This 13th edition of the IGU World LNG report has become one of the most anticipated, in light of another, even more eventful year for the LNG sector.
The 2022 report is out at a time when LNG is more vital than ever to secure and reliable functioning of energy systems around the world. It is also a vital tool for controlling emissions, particularly as the crisis in energy supply is forcing even the most climate-conscious economies to turn back to coal, wiping out emissions reductions achieved in recent years.
Table of contents:
State of the LNG Industry
LNG Trade.- Global LNG trade grew by 4.5% from 2020 to 2021, reaching an all-time high of 372.3 MT. A strong post-pandemic recovery resulted in a surge in LNG imports, even though the annual growth rate of 4.5% remains far from pre-COVID-19 levels of 13.0% in 2019.
Price Trends.- Global LNG markets had an eventful year in 2021, with the market transitioning away from the conditions where supply exceeded COVID-19 lockdown demand and into a period of rapidly tightening market conditions, with resurgent demand rate exceeding supply additions. As a result, 2021 saw an almost complete reversal of many of the pricing trends seen over 2019-2020, with spot LNG prices surging to historic highs and staying above the long-term contract formulas that use either Brent or Henry Hub as their basis.

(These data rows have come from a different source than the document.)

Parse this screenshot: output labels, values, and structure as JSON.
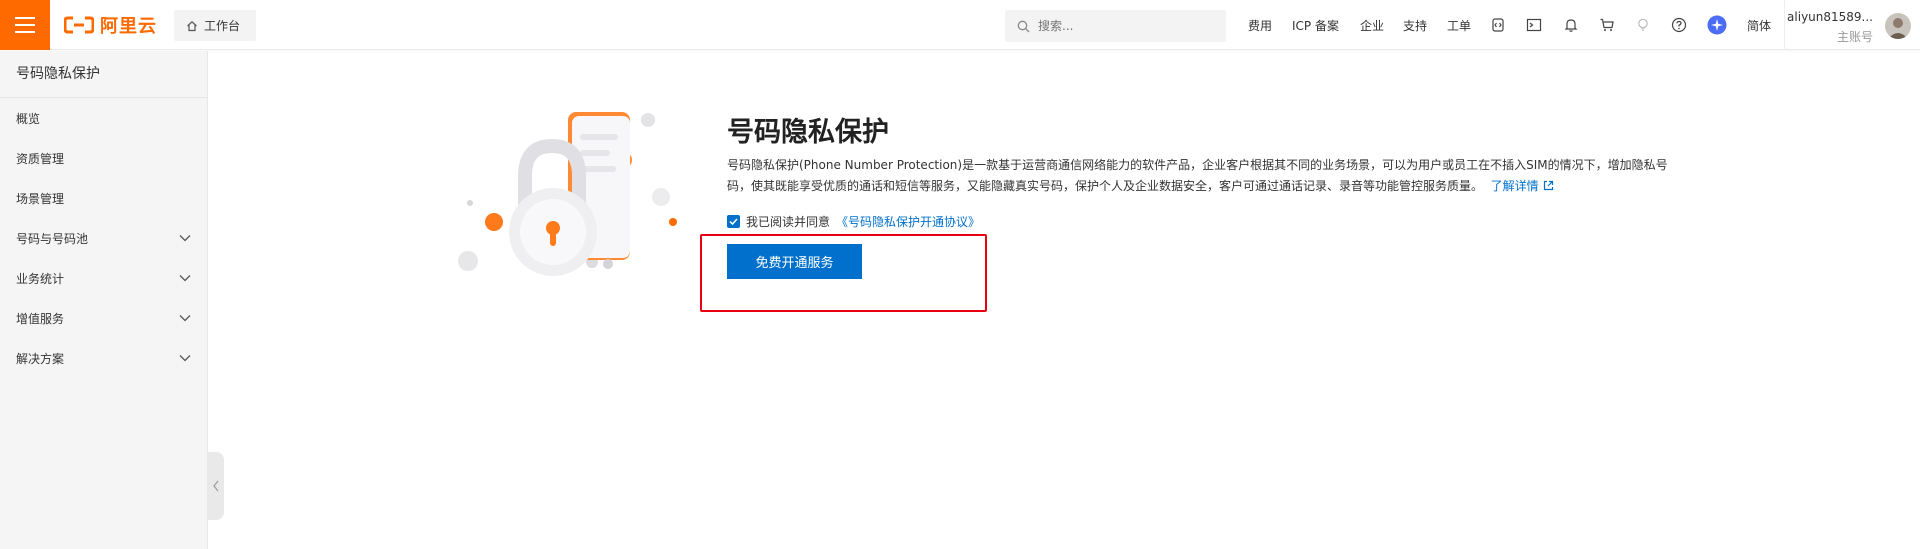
{
  "header": {
    "logo_text": "阿里云",
    "workbench_label": "工作台",
    "search_placeholder": "搜索...",
    "nav": [
      "费用",
      "ICP 备案",
      "企业",
      "支持",
      "工单"
    ],
    "language": "简体",
    "account_name": "aliyun81589...",
    "account_role": "主账号",
    "brand_color": "#ff6a00"
  },
  "sidebar": {
    "title": "号码隐私保护",
    "items": [
      {
        "label": "概览",
        "expandable": false
      },
      {
        "label": "资质管理",
        "expandable": false
      },
      {
        "label": "场景管理",
        "expandable": false
      },
      {
        "label": "号码与号码池",
        "expandable": true
      },
      {
        "label": "业务统计",
        "expandable": true
      },
      {
        "label": "增值服务",
        "expandable": true
      },
      {
        "label": "解决方案",
        "expandable": true
      }
    ]
  },
  "main": {
    "title": "号码隐私保护",
    "description": "号码隐私保护(Phone Number Protection)是一款基于运营商通信网络能力的软件产品，企业客户根据其不同的业务场景，可以为用户或员工在不插入SIM的情况下，增加隐私号码，使其既能享受优质的通话和短信等服务，又能隐藏真实号码，保护个人及企业数据安全，客户可通过通话记录、录音等功能管控服务质量。",
    "learn_more": "了解详情",
    "agree_prefix": "我已阅读并同意",
    "agreement_link": "《号码隐私保护开通协议》",
    "agree_checked": true,
    "primary_button": "免费开通服务",
    "accent_color": "#0070cc",
    "highlight_color": "#e60012"
  }
}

LNG Liquefaction Plants.- About 6.9 million tonnes per annum (MTPA) of liquefaction capacity was brought online in 2021, increasing global liquefaction capacity to 459.9 MTPA1 at the end of the year. The average global utilisation rate in 2021 was 80.4%, compared to 74.6% in 2020. In the first four months of 2022, an additional 12.5 MTPA of liquefaction capacity was brought online, bringing the total global liquefaction capacity to 472.4 MTPA as of April 2022.
LNG Shpping.- With the delivery of 57 vessels1 in 2021 and seven in the first four months of 2022, the global LNG carrier fleet consisted of 641 active vessels1 as of end-of-April 2022, including 45 floating storage and regasification units (FSRUs) and five floating storage units (FSUs). This represents a 10% growth in the fleet size from 2020 to 2021, comparable to a 12% growth in the number of LNG voyages as trade recovered from COVID-19-induced demand reductions.
LNG Recieving Terminals .- s of April 2022, global regasification capacity was 901.9 million tonnes per annum (MTPA) across 40 markets. 49.8 MTPA of regasification capacity was added in 2021 with the commissioning of five new import terminals and the completion of five expansion projects at existing terminals, with the greatest addition of 11 MTPA at the Al Zour LNG import facility in Kuwait.
LNG Bunkering Vessels and Terminals.- With the implementation of stricter environmental legislation to reduce emissions at both the local and international levels, a growing number of marine vessel owners are considering the use of cleaner alternative bunker fuels to achieve compliance. With effect from January 2020, the International Maritime Organization (IMO) enforced a new global limit of 0.5% on the sulphur content of ships’ fuel oil. The imposition of a stricter sulphur content cap on marine bunker fuel has spurred the switch to LNG-fuelled vessels through the installation of new systems or conversion where possible, alongside the construction of related bunkering infrastructure.